Em um dos seus estudos sobre as pontes de Recife, a arquiteta alagoana Maria Angélica da Silva, da Universidade Federal de Alagoas (UFAL), diz que Maurício de Nassau acreditava que a construção sobre o rio era um grande feito urbano da colonização holandesa. "Ele fixou as armas do príncipe Guilherme D'Orange e da casa de Nassau esculpidas em dourado e prata e colocou seu nome ao lado delas. Ainda mandou fazer duas portas nas pontas que eram vigiadas por soldados", afirma.

Os custos, no entanto, tinham sido altos para construí-la. Segundo relato do frei Manuel Calado, de Cidade Maurícia, foram gastos noventa mil cruzados na obra, um valor alto para os padrões da época e que precisava retornar de alguma forma para os cofres dos colonizadores.
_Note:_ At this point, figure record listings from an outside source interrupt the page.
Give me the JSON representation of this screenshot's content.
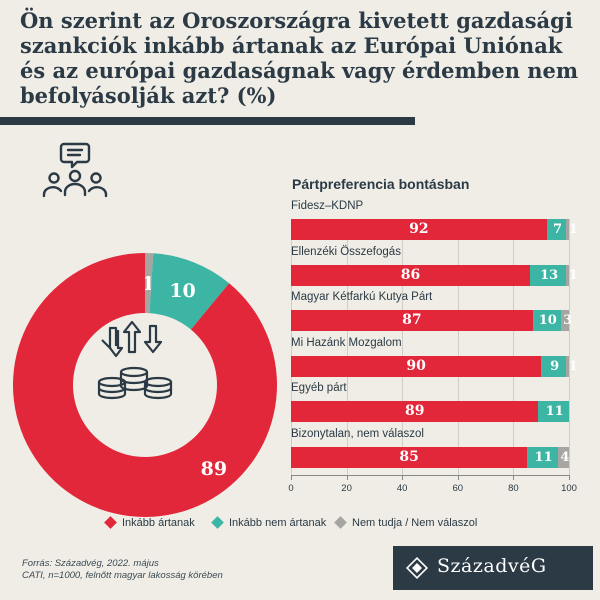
{
  "title": "Ön szerint az Oroszországra kivetett gazdasági szankciók inkább ártanak az Európai Uniónak és az európai gazdaságnak vagy érdemben nem befolyásolják azt? (%)",
  "colors": {
    "harm": "#e3273a",
    "noharm": "#3db5a4",
    "dk": "#a6a5a2",
    "dark": "#2b3a45",
    "bg": "#efede6"
  },
  "icons": {
    "people": "audience-icon",
    "arrows": "up-down-arrows-icon",
    "coins": "coins-stack-icon",
    "logo": "diamond-logo-icon"
  },
  "chart_data": [
    {
      "type": "pie",
      "title": "",
      "categories": [
        "Inkább ártanak",
        "Inkább nem ártanak",
        "Nem tudja / Nem válaszol"
      ],
      "values": [
        89,
        10,
        1
      ],
      "labels": [
        "89",
        "10",
        "1"
      ]
    },
    {
      "type": "bar",
      "orientation": "horizontal",
      "stacked": true,
      "title": "Pártpreferencia bontásban",
      "categories": [
        "Fidesz–KDNP",
        "Ellenzéki Összefogás",
        "Magyar Kétfarkú Kutya Párt",
        "Mi Hazánk Mozgalom",
        "Egyéb párt",
        "Bizonytalan, nem válaszol"
      ],
      "series": [
        {
          "name": "Inkább ártanak",
          "values": [
            92,
            86,
            87,
            90,
            89,
            85
          ]
        },
        {
          "name": "Inkább nem ártanak",
          "values": [
            7,
            13,
            10,
            9,
            11,
            11
          ]
        },
        {
          "name": "Nem tudja / Nem válaszol",
          "values": [
            1,
            1,
            3,
            1,
            0,
            4
          ]
        }
      ],
      "xlim": [
        0,
        100
      ],
      "xticks": [
        "0",
        "20",
        "40",
        "60",
        "80",
        "100"
      ],
      "grid": true,
      "legend": "bottom"
    }
  ],
  "legend": [
    "Inkább ártanak",
    "Inkább nem ártanak",
    "Nem tudja / Nem válaszol"
  ],
  "source": {
    "line1": "Forrás: Századvég, 2022. május",
    "line2": "CATI, n=1000, felnőtt magyar lakosság körében"
  },
  "brand": "SzázadvéG"
}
Então, surgiu a ideia de fazer um boi voar sobre a ponte perante a multidão de Maurícia e Recife.

Nassau anunciou dias antes da inauguração que cobraria uma espécie de pedágio para quem quisesse cruzar a ponte naquele domingo: o pagamento de duas "placas" de ouro. Como resposta, o governador faria uma exibição aos presentes em que um animal voaria de um lado a outro do rio. Os relatos não indicam uma numeração precisa, mas afirmam que boa parte da população das vilas se concentrou nas duas pontas da travessia na data marcada. De acordo com o banco histórico da prefeitura de Recife, foram coletados 1.500 florins em impostos na ocasião.
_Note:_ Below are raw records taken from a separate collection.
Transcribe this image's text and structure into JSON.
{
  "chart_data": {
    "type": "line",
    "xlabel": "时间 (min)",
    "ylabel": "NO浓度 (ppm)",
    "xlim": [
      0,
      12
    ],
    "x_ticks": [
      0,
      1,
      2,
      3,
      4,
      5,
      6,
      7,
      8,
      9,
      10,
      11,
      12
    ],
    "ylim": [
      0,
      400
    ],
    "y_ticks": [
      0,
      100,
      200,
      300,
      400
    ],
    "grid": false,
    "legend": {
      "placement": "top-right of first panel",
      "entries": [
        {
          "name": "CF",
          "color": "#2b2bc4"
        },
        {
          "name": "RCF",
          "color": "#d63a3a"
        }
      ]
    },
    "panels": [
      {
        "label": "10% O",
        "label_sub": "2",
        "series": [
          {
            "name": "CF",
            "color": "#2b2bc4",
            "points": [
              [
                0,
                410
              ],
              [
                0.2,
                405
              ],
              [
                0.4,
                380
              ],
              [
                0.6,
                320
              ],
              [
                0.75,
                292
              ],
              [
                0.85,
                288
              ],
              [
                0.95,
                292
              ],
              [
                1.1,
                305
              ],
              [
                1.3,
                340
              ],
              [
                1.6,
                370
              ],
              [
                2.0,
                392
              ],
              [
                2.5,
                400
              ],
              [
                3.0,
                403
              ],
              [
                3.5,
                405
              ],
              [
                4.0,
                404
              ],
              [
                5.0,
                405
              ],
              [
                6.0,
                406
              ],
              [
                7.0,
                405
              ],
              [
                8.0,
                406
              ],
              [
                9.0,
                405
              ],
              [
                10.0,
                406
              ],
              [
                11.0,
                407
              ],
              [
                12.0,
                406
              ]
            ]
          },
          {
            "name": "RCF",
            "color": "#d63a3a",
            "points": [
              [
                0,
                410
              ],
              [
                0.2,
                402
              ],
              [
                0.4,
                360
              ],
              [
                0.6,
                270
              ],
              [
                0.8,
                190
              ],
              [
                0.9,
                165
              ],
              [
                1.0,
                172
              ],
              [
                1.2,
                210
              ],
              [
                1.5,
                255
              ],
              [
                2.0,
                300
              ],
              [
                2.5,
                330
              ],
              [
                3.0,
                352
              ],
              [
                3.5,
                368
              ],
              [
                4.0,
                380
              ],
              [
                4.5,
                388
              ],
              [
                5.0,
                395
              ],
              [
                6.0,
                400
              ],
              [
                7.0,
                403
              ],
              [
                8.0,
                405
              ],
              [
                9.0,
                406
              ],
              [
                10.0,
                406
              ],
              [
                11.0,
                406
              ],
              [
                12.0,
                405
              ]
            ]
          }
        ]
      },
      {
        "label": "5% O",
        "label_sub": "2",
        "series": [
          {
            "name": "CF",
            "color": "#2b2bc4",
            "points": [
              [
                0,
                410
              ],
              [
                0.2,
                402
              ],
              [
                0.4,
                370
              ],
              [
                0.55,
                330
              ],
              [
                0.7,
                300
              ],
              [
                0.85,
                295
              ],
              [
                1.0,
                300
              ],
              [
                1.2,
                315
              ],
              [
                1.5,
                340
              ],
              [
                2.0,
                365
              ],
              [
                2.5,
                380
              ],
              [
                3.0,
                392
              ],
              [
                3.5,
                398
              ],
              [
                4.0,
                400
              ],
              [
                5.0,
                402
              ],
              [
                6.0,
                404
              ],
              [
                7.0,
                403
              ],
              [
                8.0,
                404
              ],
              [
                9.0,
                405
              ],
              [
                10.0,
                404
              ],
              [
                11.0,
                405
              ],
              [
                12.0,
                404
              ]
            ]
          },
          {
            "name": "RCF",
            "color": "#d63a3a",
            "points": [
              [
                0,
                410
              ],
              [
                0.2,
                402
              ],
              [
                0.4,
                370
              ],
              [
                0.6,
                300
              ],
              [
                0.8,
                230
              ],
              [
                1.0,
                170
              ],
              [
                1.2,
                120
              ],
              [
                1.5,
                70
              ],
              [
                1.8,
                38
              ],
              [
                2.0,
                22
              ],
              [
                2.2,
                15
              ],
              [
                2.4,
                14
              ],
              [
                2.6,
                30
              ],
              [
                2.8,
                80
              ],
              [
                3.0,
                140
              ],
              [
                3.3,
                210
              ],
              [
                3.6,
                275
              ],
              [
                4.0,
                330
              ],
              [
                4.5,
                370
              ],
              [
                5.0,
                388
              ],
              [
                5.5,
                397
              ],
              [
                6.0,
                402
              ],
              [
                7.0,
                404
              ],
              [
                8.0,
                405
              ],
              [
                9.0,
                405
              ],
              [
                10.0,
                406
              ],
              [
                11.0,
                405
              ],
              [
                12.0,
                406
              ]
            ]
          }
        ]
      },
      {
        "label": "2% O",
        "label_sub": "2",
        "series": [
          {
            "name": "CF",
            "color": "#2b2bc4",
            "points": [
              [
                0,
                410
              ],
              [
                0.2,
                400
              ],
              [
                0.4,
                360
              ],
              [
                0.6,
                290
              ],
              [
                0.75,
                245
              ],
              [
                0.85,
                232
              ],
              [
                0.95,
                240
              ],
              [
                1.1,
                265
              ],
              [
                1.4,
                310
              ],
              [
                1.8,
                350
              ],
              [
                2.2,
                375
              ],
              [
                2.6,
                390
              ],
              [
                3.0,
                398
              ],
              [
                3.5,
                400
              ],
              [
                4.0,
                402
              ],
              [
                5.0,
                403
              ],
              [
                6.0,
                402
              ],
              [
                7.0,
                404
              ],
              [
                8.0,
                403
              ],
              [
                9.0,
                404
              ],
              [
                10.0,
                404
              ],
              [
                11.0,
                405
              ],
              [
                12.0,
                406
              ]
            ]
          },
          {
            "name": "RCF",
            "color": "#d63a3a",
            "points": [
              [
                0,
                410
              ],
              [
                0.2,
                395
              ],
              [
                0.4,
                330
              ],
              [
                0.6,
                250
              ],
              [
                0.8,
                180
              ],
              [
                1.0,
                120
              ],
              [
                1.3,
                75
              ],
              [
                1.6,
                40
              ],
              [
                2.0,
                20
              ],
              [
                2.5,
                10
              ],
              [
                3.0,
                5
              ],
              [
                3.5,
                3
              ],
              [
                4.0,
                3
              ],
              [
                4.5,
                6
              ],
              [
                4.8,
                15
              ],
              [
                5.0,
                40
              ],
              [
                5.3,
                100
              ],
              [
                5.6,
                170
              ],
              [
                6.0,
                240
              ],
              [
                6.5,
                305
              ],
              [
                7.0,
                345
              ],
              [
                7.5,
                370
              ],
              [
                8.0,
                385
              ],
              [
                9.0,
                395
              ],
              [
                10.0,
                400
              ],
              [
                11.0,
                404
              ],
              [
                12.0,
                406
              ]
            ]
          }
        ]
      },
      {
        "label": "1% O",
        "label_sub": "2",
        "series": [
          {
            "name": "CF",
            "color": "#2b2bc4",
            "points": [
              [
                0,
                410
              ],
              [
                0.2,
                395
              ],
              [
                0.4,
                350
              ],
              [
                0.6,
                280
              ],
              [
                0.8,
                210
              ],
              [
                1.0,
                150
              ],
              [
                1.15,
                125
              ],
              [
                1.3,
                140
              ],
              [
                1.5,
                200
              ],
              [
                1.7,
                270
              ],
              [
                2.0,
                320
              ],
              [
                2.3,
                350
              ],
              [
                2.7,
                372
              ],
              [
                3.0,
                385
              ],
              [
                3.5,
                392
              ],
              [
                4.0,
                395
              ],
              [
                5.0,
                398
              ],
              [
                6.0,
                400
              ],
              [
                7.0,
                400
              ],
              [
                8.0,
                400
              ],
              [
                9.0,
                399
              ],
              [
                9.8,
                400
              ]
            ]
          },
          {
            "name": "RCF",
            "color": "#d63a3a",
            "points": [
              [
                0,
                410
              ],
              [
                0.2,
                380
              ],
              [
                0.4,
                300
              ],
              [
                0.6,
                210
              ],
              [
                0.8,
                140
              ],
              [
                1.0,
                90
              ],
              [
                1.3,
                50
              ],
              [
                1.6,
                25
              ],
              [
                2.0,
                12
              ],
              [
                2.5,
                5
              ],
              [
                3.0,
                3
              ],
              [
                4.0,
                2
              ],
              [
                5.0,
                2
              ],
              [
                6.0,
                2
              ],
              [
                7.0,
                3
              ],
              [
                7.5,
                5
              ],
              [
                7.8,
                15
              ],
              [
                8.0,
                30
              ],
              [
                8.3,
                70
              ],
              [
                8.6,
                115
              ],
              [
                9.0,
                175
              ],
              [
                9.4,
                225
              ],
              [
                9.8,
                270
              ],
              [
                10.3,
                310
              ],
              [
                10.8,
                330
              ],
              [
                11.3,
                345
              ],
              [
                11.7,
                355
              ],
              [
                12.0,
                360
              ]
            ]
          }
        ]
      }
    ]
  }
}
O frei Manuel Calado, em seu livro Valeroso Lucideno e triumpho da liberdade, de 1648, é a principal fonte dos historiadores sobre o evento. Em seu relato, ele conta que Nassau primeiro mandou esfolar um boi para dar de comer aos membros do Conselho holandês, preservando-lhe a pele. Depois do almoço, pediu que enchessem a carcaça do animal de plantas e o colocassem no alto de uma galeria em um dos lados do rio. Para despistar a multidão, pegou outro boi de um fazendeiro local, Belchior Alves, e o exibiu aos presentes do mesmo terraço antes de prendê-lo em um dormitório.
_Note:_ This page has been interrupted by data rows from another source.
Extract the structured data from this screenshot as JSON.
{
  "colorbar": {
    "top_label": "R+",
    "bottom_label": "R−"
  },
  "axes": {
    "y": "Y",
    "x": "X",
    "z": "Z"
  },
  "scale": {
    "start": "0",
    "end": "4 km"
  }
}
"Então, tiraram o outro couro de boi cheio de palha e o fizeram vir voando por umas cordas com um engenho, e a gente rude ficou admirada, e muito mais a prudente, vendo que com aquela traça ajuntara ali o Conde de Nassau tanta gente para a fazer passar por a ponte, e tirar aquela tarde grande ganância, e tanta gente passou de uma para outra parte, que naquela tarde rendeu a ponte mil e oitocentos florins, não pagando cada pessoa mais que duas placas à ida, e duas à vinda", prossegue o relato do frei.

"Foi um espetáculo que marcou a história da Cidade Maurícia", conta a historiadora Regina Machado, da Fundação Joaquim Nabuco. "O público que assistiu ficou de boca aberta e aplaudiu como uma grande peripécia mesmo. Maurício de Nassau ficou conhecido e admirado por todos pela sua criatividade e astúcia", completa.

A ponte se tornaria um marco da presença holandesa no Brasil e um símbolo do desenvolvimento nordestino. Ao longo da história, teria três nomes diferentes: na primeira vez que foi erguida, em 1644, chamou-se Ponte do Recife. Com a sua queda em 1815, outra ponte foi construída durante os anos seguintes e inaugurada em 1865 com o batismo de Ponte 7 de Setembro. Corroída pela ferrugem, ela precisou passar por uma reforma quase completa que a reinaugurou em 1917, já com o nome do governador que a construiu séculos antes.

Maurício de Nassau deixaria o Brasil em 1643 após passar por diversas regiões do Nordeste em conflitos armados pela manutenção da colônia holandesa, mas jamais saiu do imaginário popular nordestino: hoje, nomeia, além da ponte, ruas e bairros da região e até uma universidade com campus em Campina Grande.